The Everlasting Connection Between Jewelry And Hip-Hop

The new book Ice Cold: A Hip-Hop Jewelry History traces the relationship between rappers and their jewels.

Since its inception, hip-hop has spawned many influences on culture outside of its music. In the 1980s, jewelry started to become a huge staple of hip-hop’s image, with artists like Slick Rick, Eric B. & Rakim, and LL Cool J being early advocates of flashy fashion. Ice Cold, released next month by Taschen, explores the storied connection between jewelry and rap. Through an archive of amazing imagery and incredible tales, Ice Cold traces decades of how rappers crafted their personal flair through the art of bling.

“Every culture celebrates its creative contributions in its own ways. Black culture goes above and beyond,” Slick Rick writes in the foreword for the book. “Going big is just how we roll. It’s Black swag, African American to the bone. We learn from each other and incorporate those lessons into our personal style.”

Slick Rick is just one of many artists to take this ethos with them and wear it as a badge of honor.

“It means something, besides the music, the way you look and present yourself to the world is such a form of communication and who you are,” said Vikki Tobak, the book’s author.

Upon putting together her 2018 book Contact High: A Visual History of Hip-Hop, Tobak kept noticing jewelry trends that decorated rappers throughout the years in now-historic photos.

“It’s woven into the fabric of the music from day one, from the rappers really looking to street culture,” Tobak said. “[The jewelry] was lockstep with the history of the music and was really something that needed to be explored deeper.”

Hip-hop has come a long way in the past few decades, and like the music, the jewelry has evolved as well. For example, some trends have dictated bigger and bolder pieces with platinum and diamonds, while other styles have resorted to a minimal approach with gold. Necklaces take on many forms, from Cuban links to Dookie ropes. Rings can be customized in unimaginable ways. Folks like Pharrell love their colorful gemstones. Watches are anyone’s game — earlier this year for Valentine’s Day, Offset gifted Cardi B a $375,000 Audemars Piguet. During a certain time, if you wore a Roc-a-Fella chain, you were considered “hip-hop royalty.”

The relationship between a hip-hop artist and their producer is often discussed, but what about a hip-hop artist and their jeweler?

“Hip-hop has a culture of remixing and customization and that is something that producers are so great at bringing to the table,” Tobak said. “And those two things as well relate to the jewelers.”

Since the classic days of hip-hop, some jewelers understood the message and could relate to that vibe themselves, catering to hip-hop’s rising culture, with two classic examples being Jacob the Jeweler and Tito Caicedo (who crafted Biggie’s famous diamond-studded Jesus piece).

Luxury fashion houses now take influence from hip-hop’s jewelry and want rappers front and center at fashion shows, but that was not always the case. With many of hip-hop’s jewelers being first- or second-generation immigrants, they (like hip-hop artists) understand what struggle and hustle mean, with notions of the American dream ringing in their work ethic.
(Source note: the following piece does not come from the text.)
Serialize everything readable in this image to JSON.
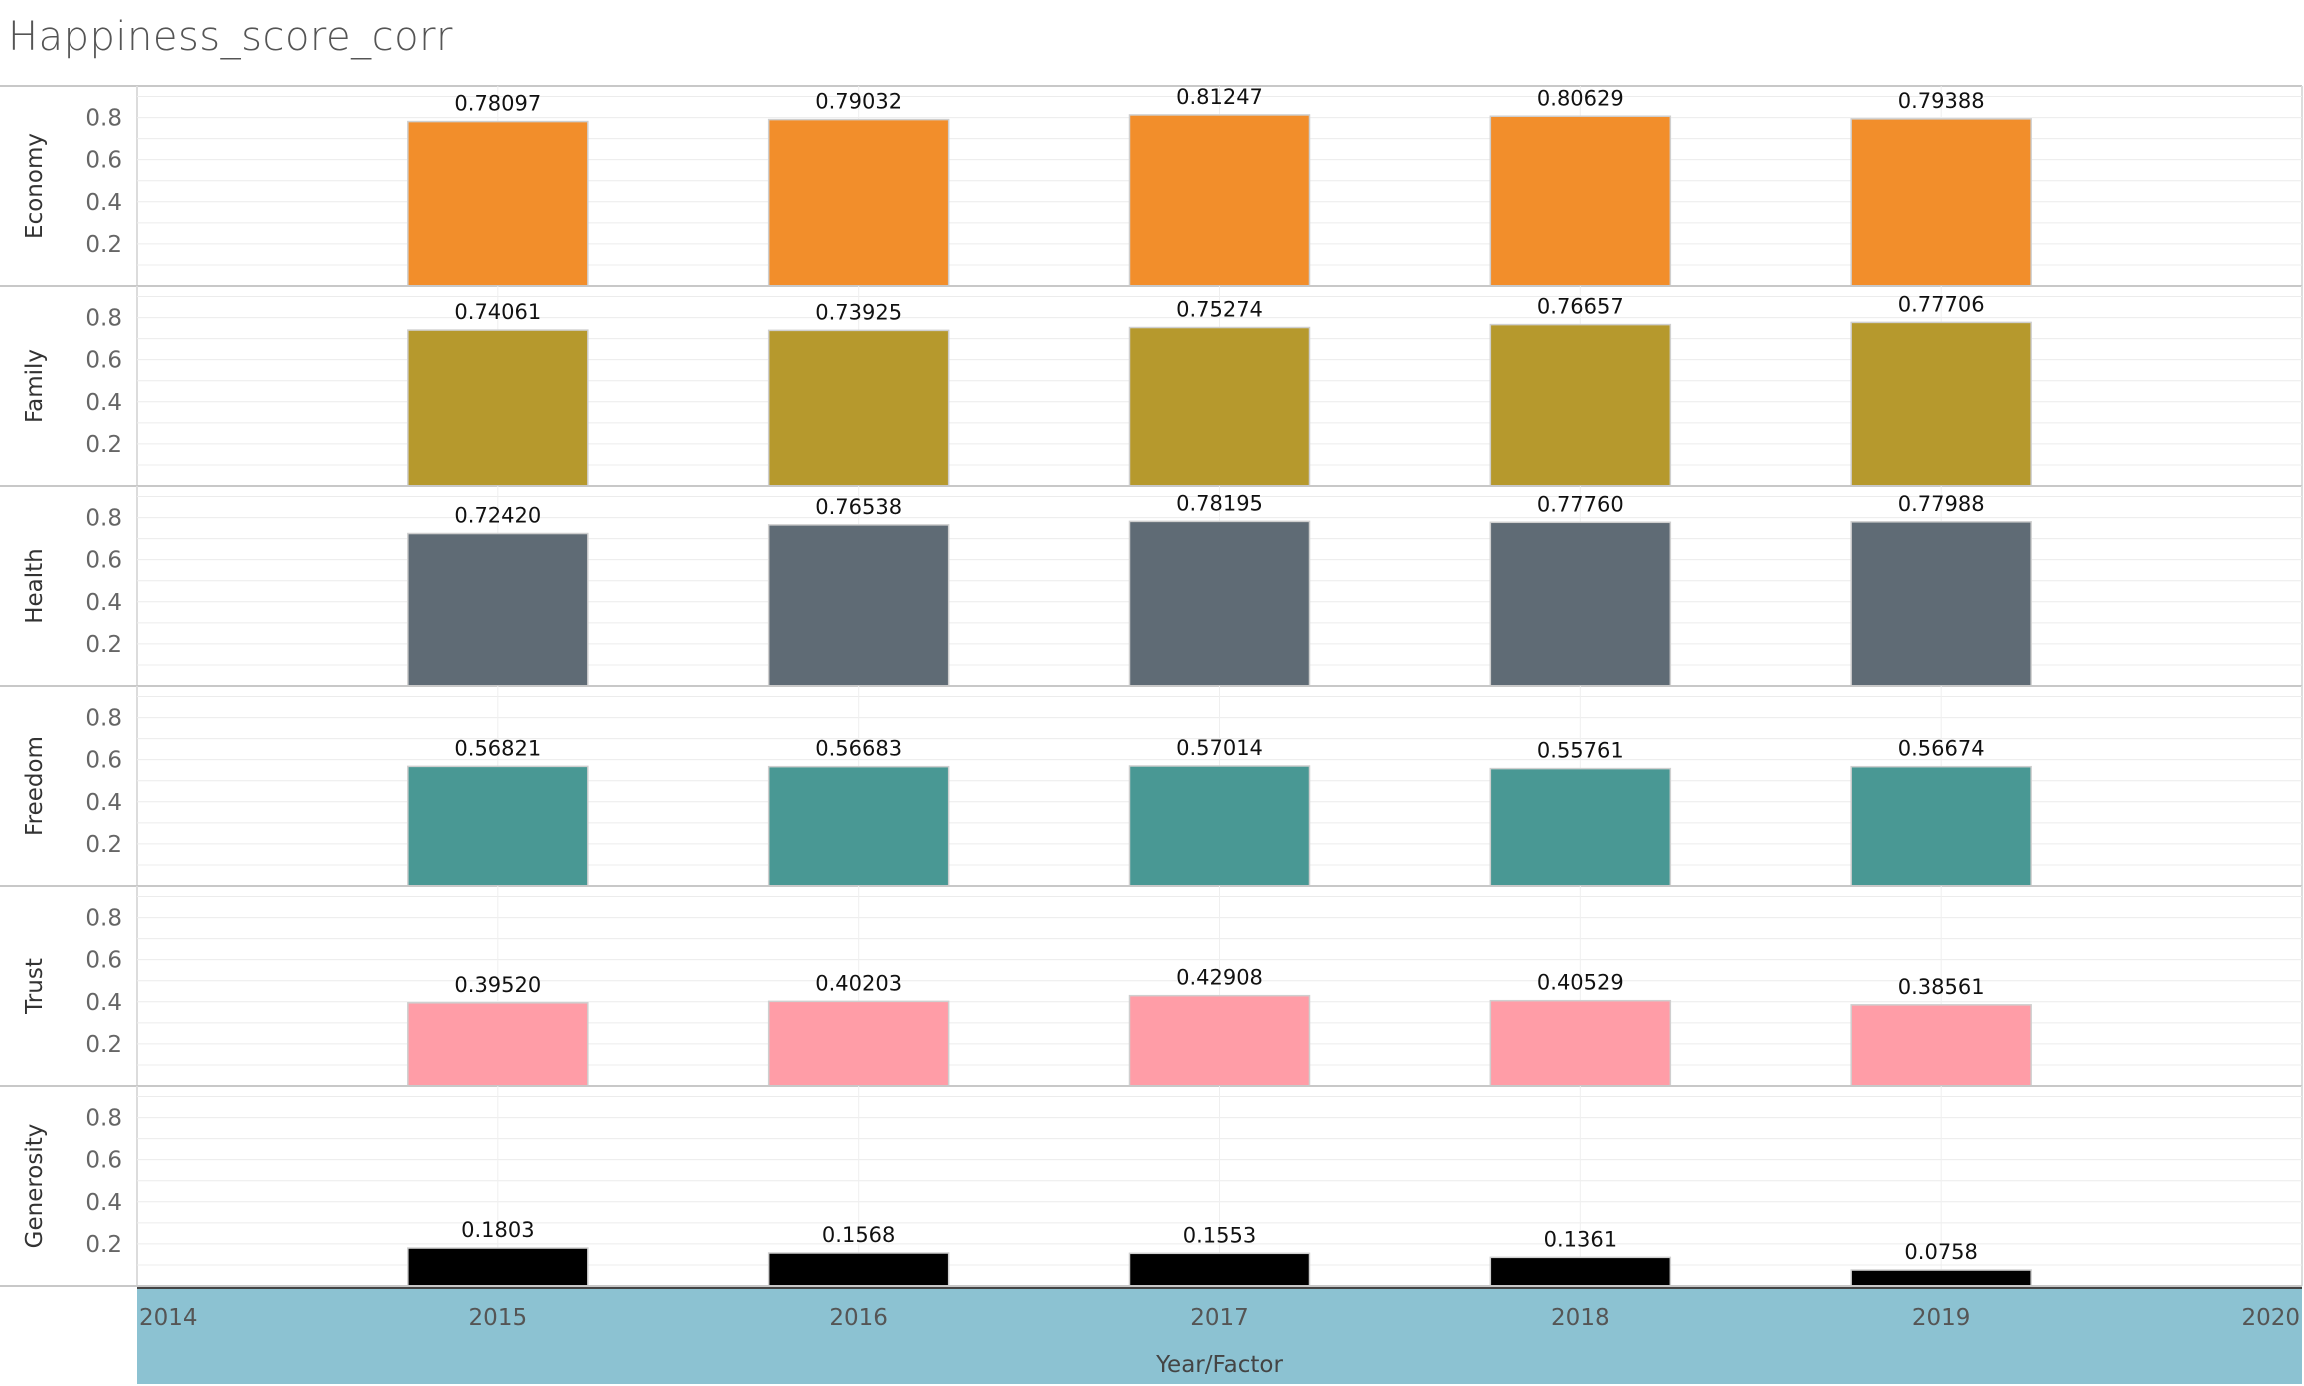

The style of Martine Ali, a Brooklyn-based jewelry designer who has worked with artists including Kendrick Lamar and A$AP Ferg, touches on aesthetics reminiscent of ’90s-era hip-hop culture and grunge. Growing up in Chicago in the 1990s and 2000s, the self-taught designer first got a sense of what she wanted to do for a career while watching MTV when she was younger.

“As a little kid, it was my goal to be Jacob the Jeweler when I grew up,” Ali said. “For me, it was always wanting to recreate the fashion and designs I saw in music videos.”
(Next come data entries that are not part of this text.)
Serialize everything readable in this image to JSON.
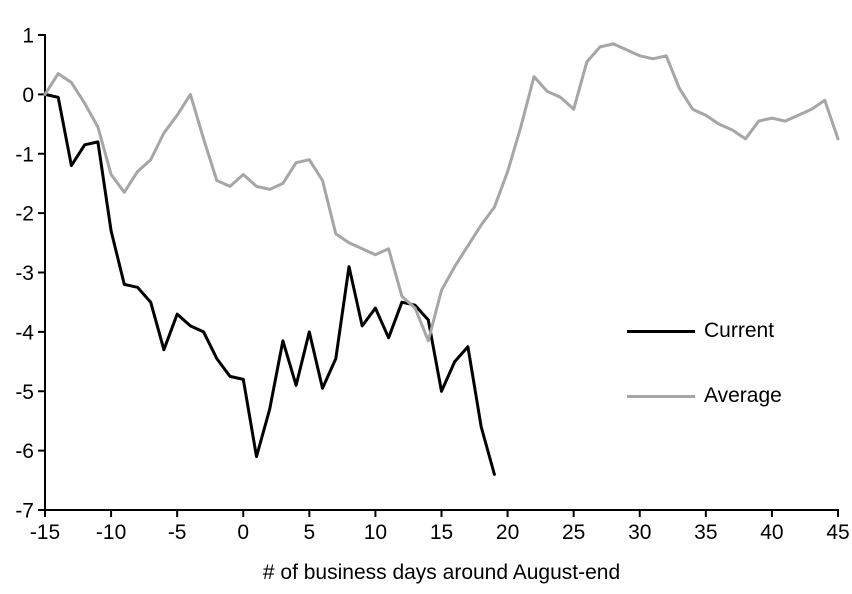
{
  "chart_data": {
    "type": "line",
    "title": "",
    "xlabel": "# of business days around August-end",
    "ylabel": "",
    "xlim": [
      -15,
      45
    ],
    "ylim": [
      -7,
      1
    ],
    "x_ticks": [
      -15,
      -10,
      -5,
      0,
      5,
      10,
      15,
      20,
      25,
      30,
      35,
      40,
      45
    ],
    "y_ticks": [
      1,
      0,
      -1,
      -2,
      -3,
      -4,
      -5,
      -6,
      -7
    ],
    "grid": false,
    "legend_position": "middle-right",
    "series": [
      {
        "name": "Current",
        "color": "#000000",
        "x": [
          -15,
          -14,
          -13,
          -12,
          -11,
          -10,
          -9,
          -8,
          -7,
          -6,
          -5,
          -4,
          -3,
          -2,
          -1,
          0,
          1,
          2,
          3,
          4,
          5,
          6,
          7,
          8,
          9,
          10,
          11,
          12,
          13,
          14,
          15,
          16,
          17,
          18,
          19
        ],
        "values": [
          0.0,
          -0.05,
          -1.2,
          -0.85,
          -0.8,
          -2.3,
          -3.2,
          -3.25,
          -3.5,
          -4.3,
          -3.7,
          -3.9,
          -4.0,
          -4.45,
          -4.75,
          -4.8,
          -6.1,
          -5.3,
          -4.15,
          -4.9,
          -4.0,
          -4.95,
          -4.45,
          -2.9,
          -3.9,
          -3.6,
          -4.1,
          -3.5,
          -3.55,
          -3.8,
          -5.0,
          -4.5,
          -4.25,
          -5.6,
          -6.4
        ]
      },
      {
        "name": "Average",
        "color": "#a6a6a6",
        "x": [
          -15,
          -14,
          -13,
          -12,
          -11,
          -10,
          -9,
          -8,
          -7,
          -6,
          -5,
          -4,
          -3,
          -2,
          -1,
          0,
          1,
          2,
          3,
          4,
          5,
          6,
          7,
          8,
          9,
          10,
          11,
          12,
          13,
          14,
          15,
          16,
          17,
          18,
          19,
          20,
          21,
          22,
          23,
          24,
          25,
          26,
          27,
          28,
          29,
          30,
          31,
          32,
          33,
          34,
          35,
          36,
          37,
          38,
          39,
          40,
          41,
          42,
          43,
          44,
          45
        ],
        "values": [
          0.0,
          0.35,
          0.2,
          -0.15,
          -0.55,
          -1.35,
          -1.65,
          -1.3,
          -1.1,
          -0.65,
          -0.35,
          0.0,
          -0.75,
          -1.45,
          -1.55,
          -1.35,
          -1.55,
          -1.6,
          -1.5,
          -1.15,
          -1.1,
          -1.45,
          -2.35,
          -2.5,
          -2.6,
          -2.7,
          -2.6,
          -3.4,
          -3.6,
          -4.15,
          -3.3,
          -2.9,
          -2.55,
          -2.2,
          -1.9,
          -1.3,
          -0.55,
          0.3,
          0.05,
          -0.05,
          -0.25,
          0.55,
          0.8,
          0.85,
          0.75,
          0.65,
          0.6,
          0.65,
          0.1,
          -0.25,
          -0.35,
          -0.5,
          -0.6,
          -0.75,
          -0.45,
          -0.4,
          -0.45,
          -0.35,
          -0.25,
          -0.1,
          -0.75
        ]
      }
    ]
  },
  "colors": {
    "background": "#ffffff",
    "axis": "#000000",
    "current_line": "#000000",
    "average_line": "#a6a6a6"
  }
}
Ali creates many pieces that have a back-to-basics approach and touches on what Tobak describes as remixing the principles of the jewelry while adding her own taste.

“Not every artist wants to be wearing diamonds, not every artist wants a mortgage around their neck,” Ali said. “I want to give the artist something that feels a little disassembled, something a little bit more cool, something a little more low-key.”

As for the future of jewelry in hip-hop, the sky is the limit. As technology within the business evolves, almost anything is possible. If you remember in 2021, Lil Uzi Vert even had a $24 million natural pink diamond implanted in his forehead (which was later ripped out by fans at a concert). Brands like Tiffany & Co. are starting to use rappers like Jay-Z and A$AP Ferg in their ads.

“I think the luxury brands are finally starting to understand hip-hop’s power, and I hope that doesn’t take away from the jewelers that have been servicing that community for a long time,” Tobak said. “I think this new era of luxury in hip-hop is really going to unfold in new ways that we have yet to see.”